Brasil deve formalizar trabalhadores de aplicativos, mas cenário dificulta, avaliam especialistas

Pesquisador da Unicamp afirma que situação para 1,7 milhão da categoria no Brasil é de estagnação

“O Brasil e seu governo de esquerda, liderado pelo presidente Lula, devem trabalhar pela criação de um sistema trabalhista para melhorar as condições dos trabalhadores de plataformas digitais”. O autor dessa afirmação não é um proletário do setor ou líder sindicalista brasileiro, mas sim um político doMéxico, país que passa por profundas transformações para incluir trabalhadores do setor em suas leis trabalhistas.

Se trata do economista Otoniel García Montiel, que é membro do partido governista mexicano Movimento Regeneração Nacional (Morena) desde a sua fundação. Em entrevista a Opera Mundi, ele lembrou que as “mudanças profundas” no país ocorreram sob o projeto político Quarta Transformação (4T), do ex-presidente progressista Andrés Manuel López Obrador (2018-2024) para aplicar grandes mudanças na história do país.

“Essas reformas são importantes porque cada uma delas ajuda a dar continuidade ao projeto de transformação que começou em 2018”, declarou Montiel, ao defender “o processo histórico” que tem permitido a classe trabalhadora ter acesso a diversos direitos.

Segundo Montiel, a realidade dos trabalhadores das plataformas digitais era bastante diferente antes da reforma. “Eles estavam na informalidade e, consequentemente, não tinham previdência social”, frisou.

“Eu vi entregadores de comida por aplicativo de bicicleta, principalmente jovens, atropelados por algum veículo e sem nenhum seguro social, o que é necessário para receber atendimento médico”, recordou o político mexicano, que tem experiências de trabalho na categoria.

Transformações no México

Uma das principais transformações iniciadas por Obrador e continuadas pela sua sucessora, a atual presidente Claudia Sheinbaum, é justamente a da questão trabalhista. Em dezembro de 2024, o Senado mexicano aprovou a regulamentação do trabalho de pessoas que atuam por meio de plataformas digitais, beneficiando cerca de 658 mil pessoas da categoria, segundo o Serviço de Administração Tributária (SAT).

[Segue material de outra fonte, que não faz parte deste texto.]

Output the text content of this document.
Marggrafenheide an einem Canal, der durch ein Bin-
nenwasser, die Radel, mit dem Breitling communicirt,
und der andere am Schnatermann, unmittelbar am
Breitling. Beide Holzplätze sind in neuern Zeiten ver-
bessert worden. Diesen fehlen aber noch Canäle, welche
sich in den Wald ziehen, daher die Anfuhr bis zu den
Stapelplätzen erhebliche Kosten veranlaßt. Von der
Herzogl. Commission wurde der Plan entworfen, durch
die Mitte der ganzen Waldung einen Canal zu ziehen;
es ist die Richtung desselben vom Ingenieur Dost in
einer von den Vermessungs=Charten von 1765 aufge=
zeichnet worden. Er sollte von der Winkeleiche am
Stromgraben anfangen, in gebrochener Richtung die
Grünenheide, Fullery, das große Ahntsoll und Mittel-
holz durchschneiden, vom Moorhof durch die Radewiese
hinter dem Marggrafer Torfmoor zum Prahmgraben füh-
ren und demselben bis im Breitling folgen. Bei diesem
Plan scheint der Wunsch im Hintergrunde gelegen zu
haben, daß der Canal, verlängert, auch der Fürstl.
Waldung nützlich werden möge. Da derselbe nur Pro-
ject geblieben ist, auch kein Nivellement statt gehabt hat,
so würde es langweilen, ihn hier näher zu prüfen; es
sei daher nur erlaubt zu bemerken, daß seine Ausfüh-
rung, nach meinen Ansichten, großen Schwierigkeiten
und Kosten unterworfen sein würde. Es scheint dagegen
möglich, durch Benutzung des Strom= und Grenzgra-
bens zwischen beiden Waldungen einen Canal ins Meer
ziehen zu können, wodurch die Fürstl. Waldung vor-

A partir disso, a Lei Federal do Trabalho (LFT) foi modificada para definir a natureza do trabalho nas plataformas digitais e determinar a relação entre empregador e trabalhador, tanto em direitos como em obrigações de ambos os lados.

A proposta garante que todas as pessoas que trabalham em plataformas digitais tenham estabelecidos seus horários, salário e direitos como previdência social, assistência médica, crédito à habitação e até distribuição de lucros e remunerações. A reforma ainda proíbe a contratação de menores de idade e a retenção ou manipulação de rendimentos dos trabalhadores.

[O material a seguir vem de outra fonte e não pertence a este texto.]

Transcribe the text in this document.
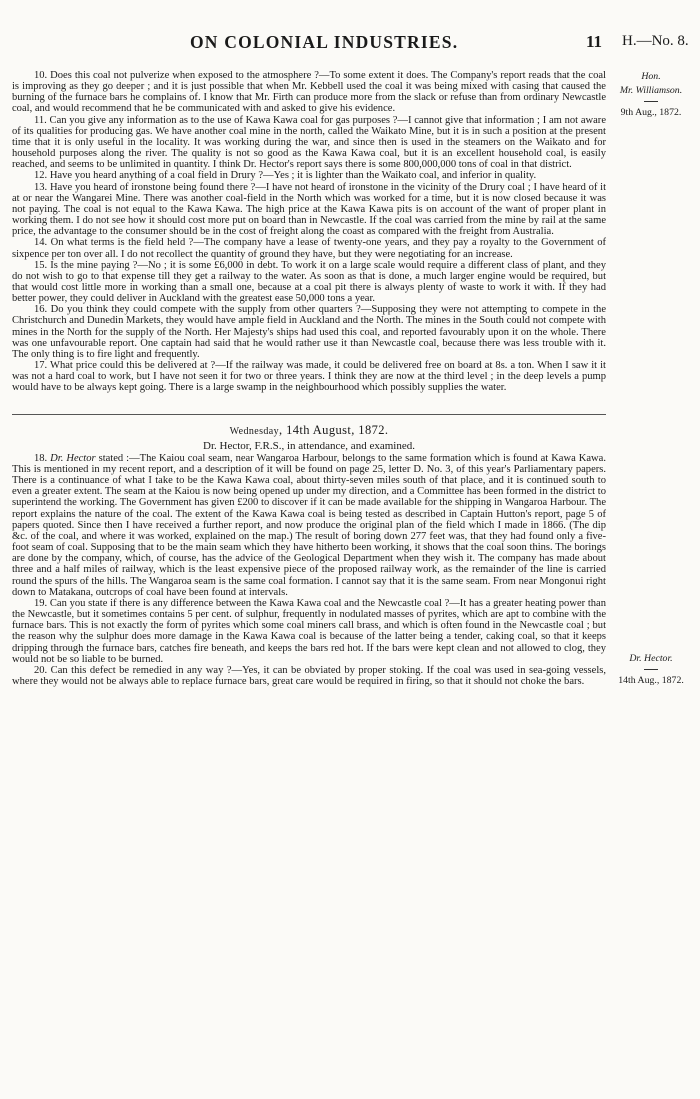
ON COLONIAL INDUSTRIES.	11 H.—No. 8.
Hon.
Mr. Williamson.
9th Aug., 1872.
Dr. Hector.
14th Aug., 1872.

10. Does this coal not pulverize when exposed to the atmosphere ?—To some extent it does. The Company's report reads that the coal is improving as they go deeper ; and it is just possible that when Mr. Kebbell used the coal it was being mixed with casing that caused the burning of the furnace bars he complains of. I know that Mr. Firth can produce more from the slack or refuse than from ordinary Newcastle coal, and would recommend that he be communicated with and asked to give his evidence.

11. Can you give any information as to the use of Kawa Kawa coal for gas purposes ?—I cannot give that information ; I am not aware of its qualities for producing gas. We have another coal mine in the north, called the Waikato Mine, but it is in such a position at the present time that it is only useful in the locality. It was working during the war, and since then is used in the steamers on the Waikato and for household purposes along the river. The quality is not so good as the Kawa Kawa coal, but it is an excellent household coal, is easily reached, and seems to be unlimited in quantity. I think Dr. Hector's report says there is some 800,000,000 tons of coal in that district.

12. Have you heard anything of a coal field in Drury ?—Yes ; it is lighter than the Waikato coal, and inferior in quality.

13. Have you heard of ironstone being found there ?—I have not heard of ironstone in the vicinity of the Drury coal ; I have heard of it at or near the Wangarei Mine. There was another coal-field in the North which was worked for a time, but it is now closed because it was not paying. The coal is not equal to the Kawa Kawa. The high price at the Kawa Kawa pits is on account of the want of proper plant in working them. I do not see how it should cost more put on board than in Newcastle. If the coal was carried from the mine by rail at the same price, the advantage to the consumer should be in the cost of freight along the coast as compared with the freight from Australia.

14. On what terms is the field held ?—The company have a lease of twenty-one years, and they pay a royalty to the Government of sixpence per ton over all. I do not recollect the quantity of ground they have, but they were negotiating for an increase.

15. Is the mine paying ?—No ; it is some £6,000 in debt. To work it on a large scale would require a different class of plant, and they do not wish to go to that expense till they get a railway to the water. As soon as that is done, a much larger engine would be required, but that would cost little more in working than a small one, because at a coal pit there is always plenty of waste to work it with. If they had better power, they could deliver in Auckland with the greatest ease 50,000 tons a year.

16. Do you think they could compete with the supply from other quarters ?—Supposing they were not attempting to compete in the Christchurch and Dunedin Markets, they would have ample field in Auckland and the North. The mines in the South could not compete with mines in the North for the supply of the North. Her Majesty's ships had used this coal, and reported favourably upon it on the whole. There was one unfavourable report. One captain had said that he would rather use it than Newcastle coal, because there was less trouble with it. The only thing is to fire light and frequently.

17. What price could this be delivered at ?—If the railway was made, it could be delivered free on board at 8s. a ton. When I saw it it was not a hard coal to work, but I have not seen it for two or three years. I think they are now at the third level ; in the deep levels a pump would have to be always kept going. There is a large swamp in the neighbourhood which possibly supplies the water.

Wednesday, 14th August, 1872.
Dr. Hector, F.R.S., in attendance, and examined.

18. Dr. Hector stated :—The Kaiou coal seam, near Wangaroa Harbour, belongs to the same formation which is found at Kawa Kawa. This is mentioned in my recent report, and a description of it will be found on page 25, letter D. No. 3, of this year's Parliamentary papers. There is a continuance of what I take to be the Kawa Kawa coal, about thirty-seven miles south of that place, and it is continued south to even a greater extent. The seam at the Kaiou is now being opened up under my direction, and a Committee has been formed in the district to superintend the working. The Government has given £200 to discover if it can be made available for the shipping in Wangaroa Harbour. The report explains the nature of the coal. The extent of the Kawa Kawa coal is being tested as described in Captain Hutton's report, page 5 of papers quoted. Since then I have received a further report, and now produce the original plan of the field which I made in 1866. (The dip &c. of the coal, and where it was worked, explained on the map.) The result of boring down 277 feet was, that they had found only a five-foot seam of coal. Supposing that to be the main seam which they have hitherto been working, it shows that the coal soon thins. The borings are done by the company, which, of course, has the advice of the Geological Department when they wish it. The company has made about three and a half miles of railway, which is the least expensive piece of the proposed railway work, as the remainder of the line is carried round the spurs of the hills. The Wangaroa seam is the same coal formation. I cannot say that it is the same seam. From near Mongonui right down to Matakana, outcrops of coal have been found at intervals.

19. Can you state if there is any difference between the Kawa Kawa coal and the Newcastle coal ?—It has a greater heating power than the Newcastle, but it sometimes contains 5 per cent. of sulphur, frequently in nodulated masses of pyrites, which are apt to combine with the furnace bars. This is not exactly the form of pyrites which some coal miners call brass, and which is often found in the Newcastle coal ; but the reason why the sulphur does more damage in the Kawa Kawa coal is because of the latter being a tender, caking coal, so that it keeps dripping through the furnace bars, catches fire beneath, and keeps the bars red hot. If the bars were kept clean and not allowed to clog, they would not be so liable to be burned.

20. Can this defect be remedied in any way ?—Yes, it can be obviated by proper stoking. If the coal was used in sea-going vessels, where they would not be always able to replace furnace bars, great care would be required in firing, so that it should not choke the bars.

Além disso, estabelece as obrigações de quem administra ou gerencia serviços através desses meios digitais, entre as quais está o pagamento dos serviços prestados no prazo não superior a uma semana e a inscrição dos trabalhadores no regime do Instituto Mexicano de Segurança Social (IMSS).

Com essa mudança, o México registrou entre janeiro e agosto de 2025 mais de um milhão de trabalhadores de plataformas digitais em seu IMSS, quase dobrando o total de pessoas atuando na categoria, segundo a contagem do SAT.

O registro garante que todos os trabalhadores contem com a proteção do IMSS. Já os que alcançam rendimentos superiores a um salário mínimo mensal têm direito a seguro contra riscos ocupacionais, seguro saúde e maternidade, seguro-desemprego, seguro por invalidez, seguro-creche e benefícios sociais, além de acesso a empréstimos do Instituto Nacional de Habitação dos Trabalhadores (INFONAVIT).

O programa piloto IMSS para registrar os trabalhadores de aplicativos, aberto pelo governo mexicano em 1º de julho, recebeu o número mencionado em menos de um mês. O programa piloto será encerrado pelo governo de Sheinbaum em 31 de dezembro. Durante esses seis meses, o objetivo é recolher informações para sugerir eventuais ajustes legislativos no sistema de previdência para a categoria.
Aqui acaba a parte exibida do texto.